VIDEO. Rembobinons : à l'époque des bizutages et autres rites d'intégrations d'étudiants en Lorraine

Défilé d'intégration des "majorettes" de l'école nationale d’ingénieurs de Metz (ENIM) en 1967. / © INA-France 3 Lorraine
Défilé d'intégration des "majorettes" de l'école nationale d’ingénieurs de Metz (ENIM) en 1967. / © INA-France 3 Lorraine

Tradition héritée du moyen-âge, le bizutage, appelé aujourd'hui journée ou semaine d'intégration, a perdu sa connotation déviante à base de harcèlements et autres humiliations. Nos documentalistes ont retrouvé de nombreuses images de ce qui était un événement pour les nouveaux étudiants.

Par Jean-Christophe Dupuis-Remond

Début août 2019, les nouveaux étudiants du campus Franco-Allemand de Sciences Po Paris à Nancy se sont retrouvé Place Stanislas.
C'est un rendez-vous traditionnel pour ces 1A (élèves de première année d'une formation qui en compte cinq). L'objectif cette année était de réaliser ensemble quelques figures acrobatiques et un échange de tartes à la crème afin d'attirer l'attention des passants. Les dons recueillis à cette occasion serviront à financer leurs futures activités étudiantes.

Une tradition préservée

Ce rite destiner à faciliter l'intégration des nouveaux-venus dans une formation n'est pas nouveau, il remonte même au 13e siècle. Les corporations qui le pratiquent trouvent même leurs racines dans l'antiquité, lorsqu'étaient notamment célébrées les bacchanales.
Jusqu’à  la fin des années 90, les jeunes hommes (et quelques rares jeunes filles à l'époque) passaient par la case du service militaire. Les premières semaines, période de formation appelée "les classes", servaient de temps de socialisation au sein d'un groupe qui apprenait à se serrer les coudes et à faire montre de solidarité.
Mais les jeunes, engagés avant ou après leur "service" dans des études supérieures, étaient eux, souvent confronté à une nouvelle période d'intégration. Plus connue sous le nom de "bizutage", elle intervenait lors de leur entrée dans le parcours académique.
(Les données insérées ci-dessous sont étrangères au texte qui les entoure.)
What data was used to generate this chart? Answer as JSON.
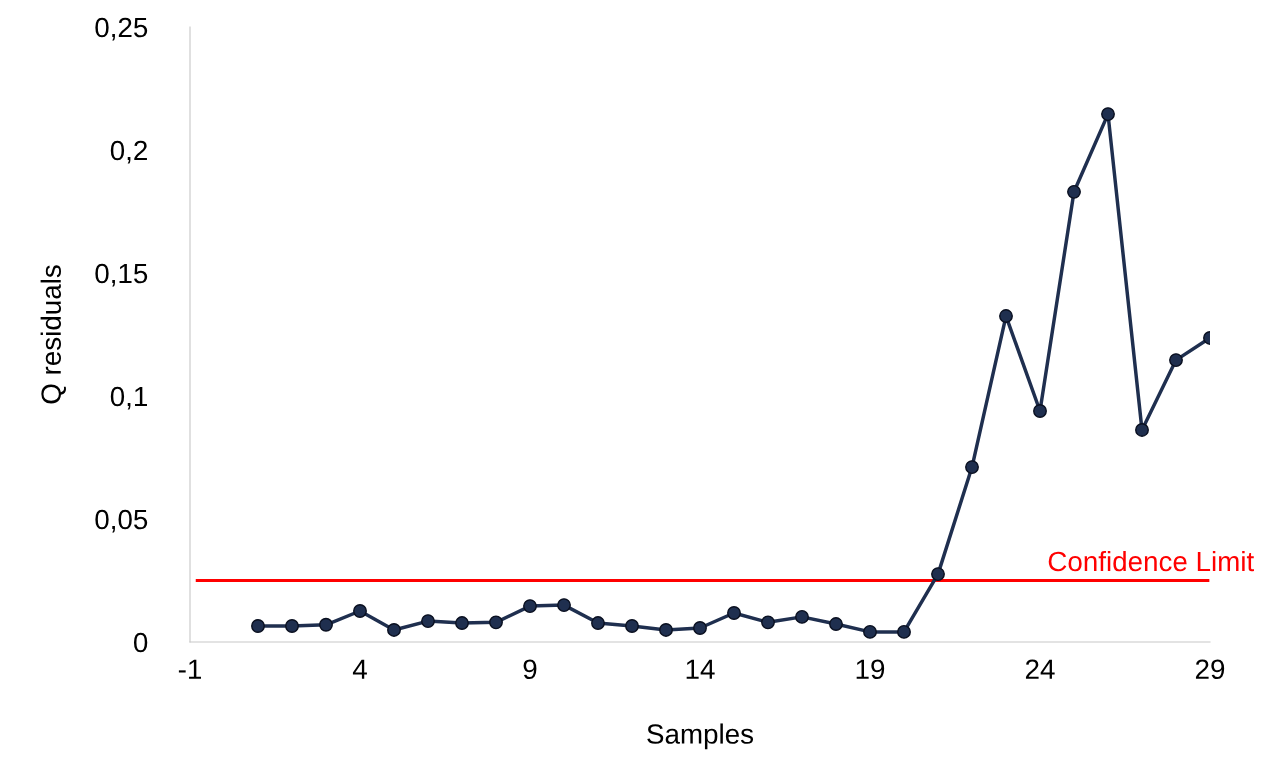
{
  "chart_data": {
    "type": "line",
    "xlabel": "Samples",
    "ylabel": "Q residuals",
    "x": [
      1,
      2,
      3,
      4,
      5,
      6,
      7,
      8,
      9,
      10,
      11,
      12,
      13,
      14,
      15,
      16,
      17,
      18,
      19,
      20,
      21,
      22,
      23,
      24,
      25,
      26,
      27,
      28,
      29
    ],
    "series": [
      {
        "color": "#1f2f4f",
        "values": [
          0.0065,
          0.0065,
          0.007,
          0.0126,
          0.0049,
          0.0085,
          0.0077,
          0.008,
          0.0146,
          0.015,
          0.0077,
          0.0065,
          0.0049,
          0.0057,
          0.0118,
          0.008,
          0.0102,
          0.0073,
          0.0041,
          0.0041,
          0.0276,
          0.0711,
          0.1325,
          0.0939,
          0.183,
          0.2146,
          0.0862,
          0.1146,
          0.1236
        ]
      }
    ],
    "xlim": [
      -1,
      29
    ],
    "xticks": [
      -1,
      4,
      9,
      14,
      19,
      24,
      29
    ],
    "ylim": [
      0,
      0.25
    ],
    "yticks": [
      0,
      {
        "value": 0.05,
        "label": "0,05"
      },
      {
        "value": 0.1,
        "label": "0,1"
      },
      {
        "value": 0.15,
        "label": "0,15"
      },
      {
        "value": 0.2,
        "label": "0,2"
      },
      {
        "value": 0.25,
        "label": "0,25"
      }
    ],
    "ref_lines": [
      {
        "axis": "y",
        "value": 0.025,
        "label": "Confidence Limit",
        "color": "#ff0000"
      }
    ],
    "marker": "circle",
    "line_style": "solid",
    "grid": false,
    "legend": false
  }
}
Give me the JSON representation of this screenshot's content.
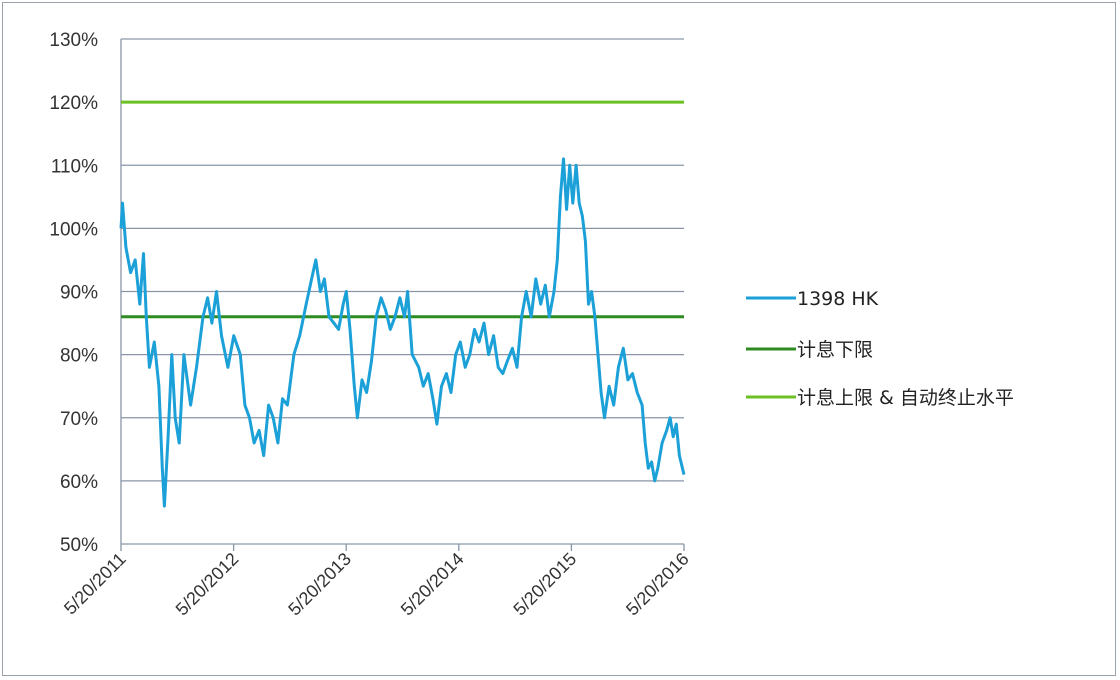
{
  "chart_data": {
    "type": "line",
    "title": "",
    "xlabel": "",
    "ylabel": "",
    "x_range": [
      "2011-05-20",
      "2016-05-20"
    ],
    "x_ticks": [
      "5/20/2011",
      "5/20/2012",
      "5/20/2013",
      "5/20/2014",
      "5/20/2015",
      "5/20/2016"
    ],
    "ylim": [
      50,
      130
    ],
    "y_ticks": [
      "50%",
      "60%",
      "70%",
      "80%",
      "90%",
      "100%",
      "110%",
      "120%",
      "130%"
    ],
    "y_tick_values": [
      50,
      60,
      70,
      80,
      90,
      100,
      110,
      120,
      130
    ],
    "grid": true,
    "legend_position": "right",
    "series": [
      {
        "name": "1398 HK",
        "color": "#1ca0d8",
        "points": [
          [
            "2011-05-20",
            100
          ],
          [
            "2011-05-25",
            104
          ],
          [
            "2011-06-05",
            97
          ],
          [
            "2011-06-20",
            93
          ],
          [
            "2011-07-05",
            95
          ],
          [
            "2011-07-20",
            88
          ],
          [
            "2011-08-01",
            96
          ],
          [
            "2011-08-10",
            86
          ],
          [
            "2011-08-20",
            78
          ],
          [
            "2011-09-05",
            82
          ],
          [
            "2011-09-20",
            75
          ],
          [
            "2011-10-01",
            62
          ],
          [
            "2011-10-08",
            56
          ],
          [
            "2011-10-20",
            67
          ],
          [
            "2011-11-01",
            80
          ],
          [
            "2011-11-12",
            70
          ],
          [
            "2011-11-25",
            66
          ],
          [
            "2011-12-10",
            80
          ],
          [
            "2012-01-01",
            72
          ],
          [
            "2012-01-20",
            78
          ],
          [
            "2012-02-10",
            86
          ],
          [
            "2012-02-25",
            89
          ],
          [
            "2012-03-10",
            85
          ],
          [
            "2012-03-25",
            90
          ],
          [
            "2012-04-10",
            83
          ],
          [
            "2012-05-01",
            78
          ],
          [
            "2012-05-20",
            83
          ],
          [
            "2012-06-10",
            80
          ],
          [
            "2012-06-25",
            72
          ],
          [
            "2012-07-10",
            70
          ],
          [
            "2012-07-25",
            66
          ],
          [
            "2012-08-10",
            68
          ],
          [
            "2012-08-25",
            64
          ],
          [
            "2012-09-10",
            72
          ],
          [
            "2012-09-25",
            70
          ],
          [
            "2012-10-10",
            66
          ],
          [
            "2012-10-25",
            73
          ],
          [
            "2012-11-10",
            72
          ],
          [
            "2012-12-01",
            80
          ],
          [
            "2012-12-20",
            83
          ],
          [
            "2013-01-10",
            88
          ],
          [
            "2013-02-01",
            93
          ],
          [
            "2013-02-10",
            95
          ],
          [
            "2013-02-25",
            90
          ],
          [
            "2013-03-10",
            92
          ],
          [
            "2013-03-25",
            86
          ],
          [
            "2013-04-10",
            85
          ],
          [
            "2013-04-25",
            84
          ],
          [
            "2013-05-10",
            88
          ],
          [
            "2013-05-20",
            90
          ],
          [
            "2013-06-01",
            84
          ],
          [
            "2013-06-15",
            75
          ],
          [
            "2013-06-25",
            70
          ],
          [
            "2013-07-10",
            76
          ],
          [
            "2013-07-25",
            74
          ],
          [
            "2013-08-10",
            79
          ],
          [
            "2013-08-25",
            86
          ],
          [
            "2013-09-10",
            89
          ],
          [
            "2013-09-25",
            87
          ],
          [
            "2013-10-10",
            84
          ],
          [
            "2013-10-25",
            86
          ],
          [
            "2013-11-10",
            89
          ],
          [
            "2013-11-25",
            86
          ],
          [
            "2013-12-05",
            90
          ],
          [
            "2013-12-20",
            80
          ],
          [
            "2014-01-10",
            78
          ],
          [
            "2014-01-25",
            75
          ],
          [
            "2014-02-10",
            77
          ],
          [
            "2014-02-25",
            73
          ],
          [
            "2014-03-10",
            69
          ],
          [
            "2014-03-25",
            75
          ],
          [
            "2014-04-10",
            77
          ],
          [
            "2014-04-25",
            74
          ],
          [
            "2014-05-10",
            80
          ],
          [
            "2014-05-25",
            82
          ],
          [
            "2014-06-10",
            78
          ],
          [
            "2014-06-25",
            80
          ],
          [
            "2014-07-10",
            84
          ],
          [
            "2014-07-25",
            82
          ],
          [
            "2014-08-10",
            85
          ],
          [
            "2014-08-25",
            80
          ],
          [
            "2014-09-10",
            83
          ],
          [
            "2014-09-25",
            78
          ],
          [
            "2014-10-10",
            77
          ],
          [
            "2014-10-25",
            79
          ],
          [
            "2014-11-10",
            81
          ],
          [
            "2014-11-25",
            78
          ],
          [
            "2014-12-10",
            86
          ],
          [
            "2014-12-25",
            90
          ],
          [
            "2015-01-10",
            86
          ],
          [
            "2015-01-25",
            92
          ],
          [
            "2015-02-10",
            88
          ],
          [
            "2015-02-25",
            91
          ],
          [
            "2015-03-10",
            86
          ],
          [
            "2015-03-25",
            90
          ],
          [
            "2015-04-05",
            95
          ],
          [
            "2015-04-15",
            105
          ],
          [
            "2015-04-25",
            111
          ],
          [
            "2015-05-05",
            103
          ],
          [
            "2015-05-15",
            110
          ],
          [
            "2015-05-25",
            104
          ],
          [
            "2015-06-05",
            110
          ],
          [
            "2015-06-15",
            104
          ],
          [
            "2015-06-25",
            102
          ],
          [
            "2015-07-05",
            98
          ],
          [
            "2015-07-15",
            88
          ],
          [
            "2015-07-25",
            90
          ],
          [
            "2015-08-05",
            86
          ],
          [
            "2015-08-15",
            80
          ],
          [
            "2015-08-25",
            74
          ],
          [
            "2015-09-05",
            70
          ],
          [
            "2015-09-20",
            75
          ],
          [
            "2015-10-05",
            72
          ],
          [
            "2015-10-20",
            78
          ],
          [
            "2015-11-05",
            81
          ],
          [
            "2015-11-20",
            76
          ],
          [
            "2015-12-05",
            77
          ],
          [
            "2015-12-20",
            74
          ],
          [
            "2016-01-05",
            72
          ],
          [
            "2016-01-15",
            66
          ],
          [
            "2016-01-25",
            62
          ],
          [
            "2016-02-05",
            63
          ],
          [
            "2016-02-15",
            60
          ],
          [
            "2016-02-25",
            62
          ],
          [
            "2016-03-10",
            66
          ],
          [
            "2016-03-25",
            68
          ],
          [
            "2016-04-05",
            70
          ],
          [
            "2016-04-15",
            67
          ],
          [
            "2016-04-25",
            69
          ],
          [
            "2016-05-05",
            64
          ],
          [
            "2016-05-20",
            61
          ]
        ]
      },
      {
        "name": "计息下限",
        "color": "#2e8b22",
        "points": [
          [
            "2011-05-20",
            86
          ],
          [
            "2016-05-20",
            86
          ]
        ]
      },
      {
        "name": "计息上限 & 自动终止水平",
        "color": "#6cc024",
        "points": [
          [
            "2011-05-20",
            120
          ],
          [
            "2016-05-20",
            120
          ]
        ]
      }
    ]
  }
}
Séquences hautes en couleur

Nos documentalistes en ont retrouvé de nombreuse images dans nos archives conservées par l'institut national de l'audiovisuel (INA).
On y découvre (ou retrouve pour les plus anciens) des séquences variées, en noir et blanc et en couleur et toujours très animées:
  • Des Monômes (cortèges) d'étudiants en classe préparatoire vétérinaire au lycée Poincaré à Nancy en 1968 et en 1984
  • Des étudiants de l'institut commercial de Nancy (ICN) avec leur "frère" âne en 1968, et collectant des fonds en 1969
  • Des futurs ingénieurs lors du défilé de l'ENIM d'étudiants-majorettes à Metz en 1967
  • Les visages maquillés des carabins (étudiants en médecine) à Nancy en 1979.
Autant d'images d'autrefois où la bonne humeur et le côté décalé amusaient fort le public des villes.
Si ces traditions subsistent encore aujourd'hui, elles se font souvent plus discrètes car certaines s'accompagnaient parfois, jusqu'à récemment, d'exactions désormais sanctionnées par la Loi. Et pour ceux qui pratiquent encore, de façon réglementaire, ces temps d'intégration, les activités qui y sont proposées se traduisent souvent par des actes de solidarité réalisés en groupe: actions humanitaires, environnementales ou encore restauration du patrimoine.